И я понимаю его. Но был бы рад — не понимать.

                ---

          Лейли уже тяжело передвигаться. Почти всё время мы проводим дома. Начались кровотечения, участились боли в суставах, в области распухшей селезёнки — и мне страшно наблюдать, как она медленно уходит. День за днём, не спектаклем, не рывком — а как гаснущий огонь, которого уже не хватит, чтобы разогреть хоть один угол этой комнаты.

          Заботы «Улицы четырёхсот тридцати шести шагов» взвалила на себя Гульшан. Пришлось всё рассказать.

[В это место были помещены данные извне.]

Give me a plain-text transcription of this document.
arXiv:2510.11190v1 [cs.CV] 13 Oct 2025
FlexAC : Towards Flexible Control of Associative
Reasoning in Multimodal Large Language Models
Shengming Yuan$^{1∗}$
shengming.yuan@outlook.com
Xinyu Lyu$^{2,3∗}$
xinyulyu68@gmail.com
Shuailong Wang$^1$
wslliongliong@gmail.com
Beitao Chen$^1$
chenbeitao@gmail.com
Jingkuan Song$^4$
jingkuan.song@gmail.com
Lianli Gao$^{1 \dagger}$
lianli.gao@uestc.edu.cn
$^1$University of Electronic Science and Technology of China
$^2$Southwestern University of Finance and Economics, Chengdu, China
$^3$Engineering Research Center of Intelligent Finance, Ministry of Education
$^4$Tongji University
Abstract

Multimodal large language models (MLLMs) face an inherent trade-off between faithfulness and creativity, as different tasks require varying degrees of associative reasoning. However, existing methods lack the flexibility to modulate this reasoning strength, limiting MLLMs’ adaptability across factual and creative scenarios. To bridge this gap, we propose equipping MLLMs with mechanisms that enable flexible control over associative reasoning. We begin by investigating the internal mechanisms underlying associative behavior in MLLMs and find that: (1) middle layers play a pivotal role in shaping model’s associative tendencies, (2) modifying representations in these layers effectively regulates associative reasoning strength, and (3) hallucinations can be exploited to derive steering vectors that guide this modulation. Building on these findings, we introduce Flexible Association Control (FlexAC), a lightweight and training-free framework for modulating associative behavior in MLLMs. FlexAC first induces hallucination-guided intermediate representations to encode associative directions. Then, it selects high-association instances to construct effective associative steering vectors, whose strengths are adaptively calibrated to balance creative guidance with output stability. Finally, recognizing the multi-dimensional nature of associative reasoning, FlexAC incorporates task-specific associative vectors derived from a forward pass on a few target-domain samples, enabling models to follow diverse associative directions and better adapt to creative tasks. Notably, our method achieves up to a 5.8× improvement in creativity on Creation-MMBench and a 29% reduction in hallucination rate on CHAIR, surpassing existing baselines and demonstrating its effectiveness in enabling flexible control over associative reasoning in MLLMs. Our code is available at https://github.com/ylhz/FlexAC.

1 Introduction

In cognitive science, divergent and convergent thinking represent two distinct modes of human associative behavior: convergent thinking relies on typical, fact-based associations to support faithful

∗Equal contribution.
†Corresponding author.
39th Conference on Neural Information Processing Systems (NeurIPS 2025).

Всё равно — рано или поздно это стало бы её делом. Моё дело — быть рядом с Лейли. Просто быть. Смотреть, как она спит, как держит книгу вверх ногами, как пьёт воду маленькими глотками. Просто быть рядом. Этого должно быть достаточно, но это — не спасает.

          Гульшан приносит еду. Я почти не выхожу. Иногда — во двор покурить. Иногда — в магазин. Но всё реже. Боюсь, что не успею вернуться. И каждый раз, когда всё же успеваю, кажется, что я врываюсь в комнату с запахом жизни — зимней свежестью старых бакинских аллей, уличной пыли, чужого смеха. А она — сидит в кресле, укутанная в плед, на который её не раз тошнило. Я меняю этот плед каждый день. Стираю, сушу, вывешиваю. И всё равно мне кажется, что он пахнет вчерашним. Я чувствую — и уверен, что она тоже. Я бы почувствовал, будь я на её месте.

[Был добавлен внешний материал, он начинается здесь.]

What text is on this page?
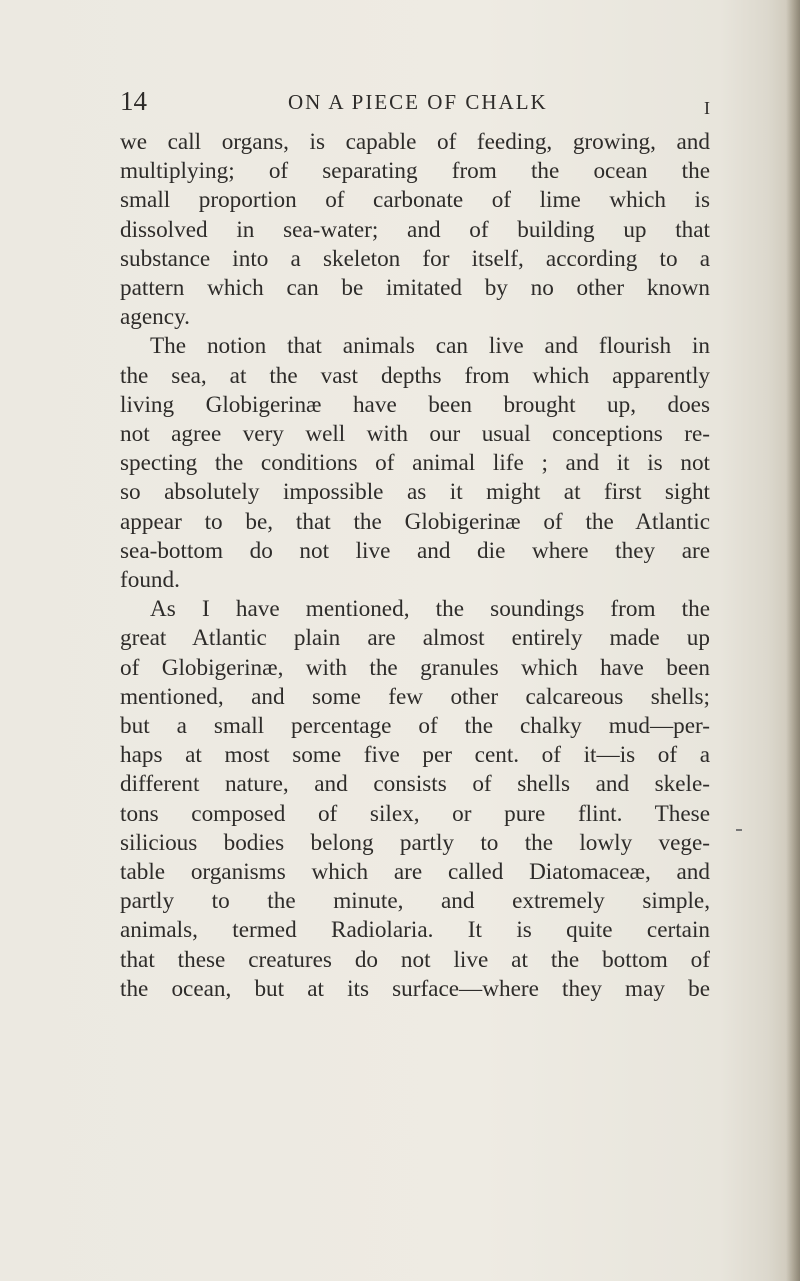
14	ON A PIECE OF CHALK	I
we call organs, is capable of feeding, growing, and
multiplying; of separating from the ocean the
small proportion of carbonate of lime which is
dissolved in sea-water; and of building up that
substance into a skeleton for itself, according to a
pattern which can be imitated by no other known
agency.
The notion that animals can live and flourish in
the sea, at the vast depths from which apparently
living Globigerinæ have been brought up, does
not agree very well with our usual conceptions re-
specting the conditions of animal life ; and it is not
so absolutely impossible as it might at first sight
appear to be, that the Globigerinæ of the Atlantic
sea-bottom do not live and die where they are
found.
As I have mentioned, the soundings from the
great Atlantic plain are almost entirely made up
of Globigerinæ, with the granules which have been
mentioned, and some few other calcareous shells;
but a small percentage of the chalky mud—per-
haps at most some five per cent. of it—is of a
different nature, and consists of shells and skele-
tons composed of silex, or pure flint. These
silicious bodies belong partly to the lowly vege-
table organisms which are called Diatomaceæ, and
partly to the minute, and extremely simple,
animals, termed Radiolaria. It is quite certain
that these creatures do not live at the bottom of
the ocean, but at its surface—where they may be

          Иногда мне хочется просто взять её на руки, отнести на набережную, посадить на лавочку, укрыть шарфом. Чтобы рядом шумело море, и она хотя бы на миг забыла, что умирает. Но она отказывается. Только иногда выходит на балкон, укутанная, с энциклопедией в руках, как будто эти лишние знания ещё могут пригодиться ей… потом. Она говорит, что читает, но я знаю — просто держит книгу, чтобы не распасться. А я сижу рядом, на подоконнике, ноги вытянуты к перилам. Прошу: «Прочти мне что-нибудь интересное». И она читает.

          Так мы узнали, что глаз устрицы больше её мозга. Что если у всадника на памятнике обе ноги коня подняты — он погиб в бою. Если одна — от ран. А если все копыта стоят на земле — он умер своей смертью. Мы узнали, что мужчины кончают с собой втрое чаще женщин, но женщины делают попытки втрое чаще мужчин. Что человек — единственный зверь, способный совокупляться лицом к лицу. Что на засыпание уходит в среднем семь минут. Что муравьи не спят. Никогда.

          Мы смеёмся. Она — искренне, я — громко. Потому что притворяюсь. Ненавижу себя за этот смех. Ненавижу, что болеет только она. Что я — здоров. Что дышу, ем, встаю с кровати, а она — нет. Ненавижу всех, кто ещё может ничего не менять. Тех, кто живёт, будто жизнь — это фон для их решений. Кто всё ещё думает, что важно — синий галстук или чёрный, рыба или мясо, платье до колена или чуть выше. Ненавижу их за то, что они не знают, не чувствуют, не кричат.
Ненавижу даже тех, кто умрёт завтра, но ещё об этом не знает. И особенно — тех, кто решил умереть сегодня. Самоубийц. Хочется спасать их. А потом — мучить. Чтобы знали, что значит ждать смерть, не имея возможности ускорить. Пусть пострадают. Пусть узнают, каково это — когда не ты выбираешь конец, а он выбирает тебя.

          Я зол. Не просто злой — оскорблённый. Униженный бессилием. Ничего не могу сделать. Ни лекарства, ни молитвы, ни объятия — ничего не спасает. Хочется закричать: «Прости, что я не Бог. Прости, что я не волшебник, не врач, не чудо. Прости, что я — всего лишь я». Я не хочу быть собой. Я бы с радостью растворился в чужой толпе. Потерялся среди лиц, не знающих меня. Сел бы в машину и кружил по городу всю ночь, слушая, как из колонок сочится старый джаз — такой, будто и он вот-вот расплачется. Вдыхал бы холодный воздух, в котором нет её боли. Нет её кашля. Нет её взглядов, полных ожидания. Нет ничего, кроме меня и города, который не спрашивает, как я. Просто едет дальше.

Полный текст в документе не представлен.